Changez de gouvernement, changez de drapeau, changez de morale, changez de politique, changez d'engouements, changez de fétiches,—mais seulement après qu'une constitution vous aura enfermés dans un rond inflexible, où tous ces changements ne pourront pas vous empêcher de garder deux chemises, pour pouvoir en changer aussi.
Il continue à être fort question de la prolongation des pouvoirs de M. de Mac-Mahon.
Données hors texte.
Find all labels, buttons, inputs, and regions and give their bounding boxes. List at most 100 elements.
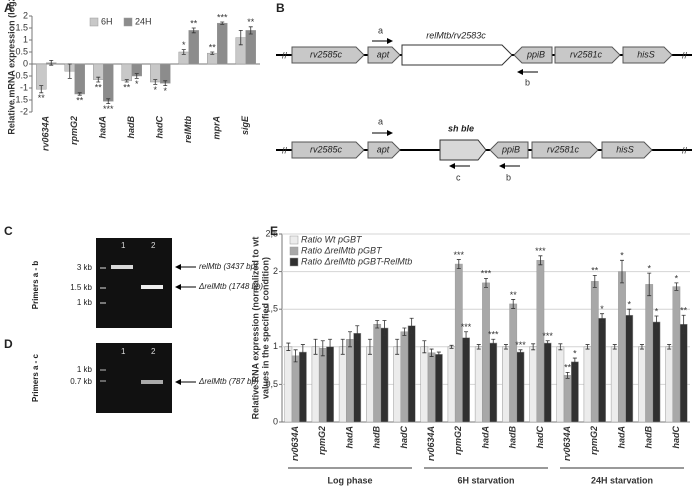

Si la chose a lieu, c'est une occasion dont il faudrait profiter pour déterminer en quoi consistent les pouvoirs du président de la République,—une occasion aussi, en les prolongeant, de faire dire aux gens: «Tiens, on les prolonge, ils ne sont donc pas éternels.»—De fixer les limites de ces pouvoirs, etc.
Tout le temps que M. Thiers est resté sur le trône, j'ai opiniâtrément demandé qu'on fît ce qu'on aurait dû faire la veille du premier jour de son règne.
Un dessin, une propriété, un pouvoir, n'existent que par leurs limites et leurs bornes; le crayon.
Je ne vais plus guère au théâtre depuis bien longtemps,—à tel point que je n'ai pas vu ma comédie des Roses jaunes, jouée au Théâtre-Français, il y a quelques années.
Je me souviens cependant d'une sorte de scène qui se jouait autrefois sur les théâtres machinés, et qui doit être encore bien plus fréquente depuis la mode des féeries, des pièces à tableaux, à grand spectacle, à femmes et à décors, etc.
En ce temps-là, ça avait lieu surtout au Cirque Olympique: pour disposer les décors, les trappes, les trucs,—pour donner le temps de s'habiller à une armée de figurants et de se déshabiller à une armée de figurantes, il fallait des entr'actes extrêmement longs.
Le public s'impatientait.
En vain, l'orchestre jouait une ouverture, deux ouvertures, trois ouvertures.